At least one can't say that Allan Dwan makes films as if D.W. Griffith never lived, since Dwan worked with Griffith on Intolerance (1916). Dwan was one of the best at knowing where to put the camera and how to cut and edit a scene; he directed over 400 movies, starting in 1911 and directing his last in 1961. During the sound period his movies were mostly low-budget for smaller studios such as Republic but they were always intelligent and observant, often about small town America (see my post of June 11, 2014), as is the case with The Inside Story.
The Inside Story flashes back to 1933, when Uncle Ed (Charles Winniger) worked at a small inn in Silver Creek, Vermont. Everyone in the town is struggling financially and many are about to go under, since Geraldine (Florence Bates) was forced to close the mill. Then Eustace Peabody (Roscoe Karns) shows up on the train from New York with $1000 for farmer AG Follensbee (Tom Fadden). Uncle Ed, who can't see too well without his glasses, puts the money in an envelope which Waldo Williams (William Lundigan) had received with a letter from a New York gallery rejecting his paintings. When inn owner Horace Taylor (Gene Lockhart) opens the safe he assumes that the money was a payment to Waldo, his son-in-law, and uses the money to pay his grocery supplier Jay Jay Johnson (Will Wright), who uses the money to pay his back rent to Geraldine, who uses the money as a retainer to lawyer Tom O'Conner(Robert Shayne), who was about to shoot himself because he couldn't support his wife Audrey (who has to spend the week in New York to make money as a model) and to whom Tom gives the $1000, which Audrey gives to Waldo to pay for a portrait he paints of her. Waldo returns the money to Follensbee, whose wife had just given birth to twins.

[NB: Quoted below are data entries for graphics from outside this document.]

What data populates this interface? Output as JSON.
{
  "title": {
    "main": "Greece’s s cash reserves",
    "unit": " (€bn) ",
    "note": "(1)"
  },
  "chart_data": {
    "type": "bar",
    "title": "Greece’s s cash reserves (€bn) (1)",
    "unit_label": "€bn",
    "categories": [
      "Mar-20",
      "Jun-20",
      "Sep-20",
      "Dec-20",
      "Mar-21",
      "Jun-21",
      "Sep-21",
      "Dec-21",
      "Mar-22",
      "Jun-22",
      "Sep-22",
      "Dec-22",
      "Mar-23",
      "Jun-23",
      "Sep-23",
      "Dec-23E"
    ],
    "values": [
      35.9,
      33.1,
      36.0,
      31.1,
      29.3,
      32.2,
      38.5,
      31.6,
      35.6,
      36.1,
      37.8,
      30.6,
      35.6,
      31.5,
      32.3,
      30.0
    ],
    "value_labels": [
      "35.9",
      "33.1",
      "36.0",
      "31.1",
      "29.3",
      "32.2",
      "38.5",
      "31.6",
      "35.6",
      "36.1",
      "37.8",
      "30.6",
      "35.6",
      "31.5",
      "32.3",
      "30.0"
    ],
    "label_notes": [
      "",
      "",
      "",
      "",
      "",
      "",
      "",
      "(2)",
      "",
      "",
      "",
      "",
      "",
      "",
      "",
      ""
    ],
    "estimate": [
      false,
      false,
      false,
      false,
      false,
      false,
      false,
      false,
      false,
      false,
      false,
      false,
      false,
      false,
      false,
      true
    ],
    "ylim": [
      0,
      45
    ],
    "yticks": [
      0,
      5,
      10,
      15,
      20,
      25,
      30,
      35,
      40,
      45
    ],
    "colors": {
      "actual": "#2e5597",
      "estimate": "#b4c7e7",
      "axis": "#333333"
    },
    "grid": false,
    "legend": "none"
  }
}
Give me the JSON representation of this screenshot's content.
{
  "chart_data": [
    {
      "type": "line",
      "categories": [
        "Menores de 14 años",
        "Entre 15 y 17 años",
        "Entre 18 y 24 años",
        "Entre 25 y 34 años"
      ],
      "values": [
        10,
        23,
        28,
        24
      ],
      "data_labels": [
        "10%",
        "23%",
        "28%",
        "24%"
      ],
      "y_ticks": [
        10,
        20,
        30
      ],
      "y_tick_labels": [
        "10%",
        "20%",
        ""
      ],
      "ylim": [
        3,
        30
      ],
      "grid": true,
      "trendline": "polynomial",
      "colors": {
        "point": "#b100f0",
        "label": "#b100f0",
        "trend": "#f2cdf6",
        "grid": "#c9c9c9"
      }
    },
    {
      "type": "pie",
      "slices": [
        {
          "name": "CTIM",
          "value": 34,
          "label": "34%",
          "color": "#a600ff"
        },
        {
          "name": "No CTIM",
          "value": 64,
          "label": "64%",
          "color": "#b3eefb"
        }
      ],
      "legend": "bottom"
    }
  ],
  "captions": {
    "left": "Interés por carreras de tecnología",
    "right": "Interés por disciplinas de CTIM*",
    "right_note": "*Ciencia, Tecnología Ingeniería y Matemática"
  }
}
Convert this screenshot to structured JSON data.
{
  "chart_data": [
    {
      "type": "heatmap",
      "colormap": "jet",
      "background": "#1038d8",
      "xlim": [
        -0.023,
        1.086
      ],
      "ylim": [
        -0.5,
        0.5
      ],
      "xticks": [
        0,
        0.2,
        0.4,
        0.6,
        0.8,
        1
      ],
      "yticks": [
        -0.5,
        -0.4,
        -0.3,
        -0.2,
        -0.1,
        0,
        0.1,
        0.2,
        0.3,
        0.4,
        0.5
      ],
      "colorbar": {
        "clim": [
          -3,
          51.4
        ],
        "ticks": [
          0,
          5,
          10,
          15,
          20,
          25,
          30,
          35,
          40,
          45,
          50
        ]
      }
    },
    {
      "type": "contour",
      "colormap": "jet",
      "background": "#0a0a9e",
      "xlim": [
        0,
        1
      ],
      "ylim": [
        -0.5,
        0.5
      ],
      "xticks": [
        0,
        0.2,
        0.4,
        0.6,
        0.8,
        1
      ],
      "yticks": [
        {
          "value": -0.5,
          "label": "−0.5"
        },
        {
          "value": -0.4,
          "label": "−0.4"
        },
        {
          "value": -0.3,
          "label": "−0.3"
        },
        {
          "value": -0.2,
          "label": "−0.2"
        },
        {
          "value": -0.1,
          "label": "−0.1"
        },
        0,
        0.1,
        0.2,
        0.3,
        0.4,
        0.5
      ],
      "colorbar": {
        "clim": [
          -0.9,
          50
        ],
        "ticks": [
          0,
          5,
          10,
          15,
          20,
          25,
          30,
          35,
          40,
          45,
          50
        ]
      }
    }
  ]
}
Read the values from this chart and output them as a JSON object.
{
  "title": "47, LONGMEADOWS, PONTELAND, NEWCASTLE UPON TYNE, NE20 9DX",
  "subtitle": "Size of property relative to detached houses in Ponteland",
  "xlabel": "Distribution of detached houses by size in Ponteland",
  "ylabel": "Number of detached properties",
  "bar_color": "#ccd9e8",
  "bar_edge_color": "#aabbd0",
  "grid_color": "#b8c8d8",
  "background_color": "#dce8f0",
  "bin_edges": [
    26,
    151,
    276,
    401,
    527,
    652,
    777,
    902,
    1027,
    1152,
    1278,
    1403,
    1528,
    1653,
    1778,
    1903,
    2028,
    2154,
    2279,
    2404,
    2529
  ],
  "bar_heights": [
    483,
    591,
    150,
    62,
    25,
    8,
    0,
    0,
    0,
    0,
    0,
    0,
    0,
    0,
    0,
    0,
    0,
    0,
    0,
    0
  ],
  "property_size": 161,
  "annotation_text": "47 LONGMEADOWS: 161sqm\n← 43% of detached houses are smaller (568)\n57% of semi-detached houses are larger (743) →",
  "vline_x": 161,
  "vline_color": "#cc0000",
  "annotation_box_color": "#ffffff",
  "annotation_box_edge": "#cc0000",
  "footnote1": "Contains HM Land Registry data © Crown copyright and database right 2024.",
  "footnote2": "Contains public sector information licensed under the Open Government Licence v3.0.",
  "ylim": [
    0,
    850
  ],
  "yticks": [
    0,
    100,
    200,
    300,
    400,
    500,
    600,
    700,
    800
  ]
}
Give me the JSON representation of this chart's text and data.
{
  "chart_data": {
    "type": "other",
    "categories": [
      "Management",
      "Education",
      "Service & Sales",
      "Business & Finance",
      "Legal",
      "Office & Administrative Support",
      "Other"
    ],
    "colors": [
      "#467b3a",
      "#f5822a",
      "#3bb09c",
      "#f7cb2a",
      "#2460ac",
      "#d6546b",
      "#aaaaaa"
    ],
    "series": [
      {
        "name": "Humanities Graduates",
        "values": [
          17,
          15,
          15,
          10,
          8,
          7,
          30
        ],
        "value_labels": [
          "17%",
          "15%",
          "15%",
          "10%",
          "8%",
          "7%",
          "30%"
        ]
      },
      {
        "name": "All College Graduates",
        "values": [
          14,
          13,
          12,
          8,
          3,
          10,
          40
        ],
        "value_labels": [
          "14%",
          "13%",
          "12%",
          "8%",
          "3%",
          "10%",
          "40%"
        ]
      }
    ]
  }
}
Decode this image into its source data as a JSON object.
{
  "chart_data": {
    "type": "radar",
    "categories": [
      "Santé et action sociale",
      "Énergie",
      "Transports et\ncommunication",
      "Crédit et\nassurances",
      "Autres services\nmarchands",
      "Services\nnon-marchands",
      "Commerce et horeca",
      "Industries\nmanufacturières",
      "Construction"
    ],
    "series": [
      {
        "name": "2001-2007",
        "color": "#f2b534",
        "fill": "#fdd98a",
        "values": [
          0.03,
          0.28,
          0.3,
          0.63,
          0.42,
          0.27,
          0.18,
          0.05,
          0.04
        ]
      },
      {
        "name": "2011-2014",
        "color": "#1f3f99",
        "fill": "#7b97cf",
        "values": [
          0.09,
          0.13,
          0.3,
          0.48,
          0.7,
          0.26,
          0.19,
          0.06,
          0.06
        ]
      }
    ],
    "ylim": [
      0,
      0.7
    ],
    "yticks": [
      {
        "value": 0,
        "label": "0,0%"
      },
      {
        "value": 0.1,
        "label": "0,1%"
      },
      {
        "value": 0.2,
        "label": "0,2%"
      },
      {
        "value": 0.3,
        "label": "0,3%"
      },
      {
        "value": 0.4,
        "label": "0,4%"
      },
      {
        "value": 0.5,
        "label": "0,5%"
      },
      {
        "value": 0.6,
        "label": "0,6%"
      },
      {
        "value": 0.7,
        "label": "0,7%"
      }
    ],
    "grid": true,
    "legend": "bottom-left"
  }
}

This particular version of La Ronde includes a great deal of humor and confusion, with Geraldine ("I'm not Uriah Heep") even having a chance to give a history of depressions in America, of which this is only the latest, and Eustace Peabody and Uncle Ed sharing knock-knock jokes with each other, i.e, like most comedies it is basically serious. Dwan does a superb job of creating a small town with just a few sets and the distinctive personalities of Silver Creek's denizens, played by an impressive ensemble of character actors (there are even a couple of fish-out-of-water gangsters, played by Allen Jenkins and William Haade). Whether Uncle Ed makes the case that money should stay in circulation and not in safe deposit boxes is an intriguing question, though rather beside the point here.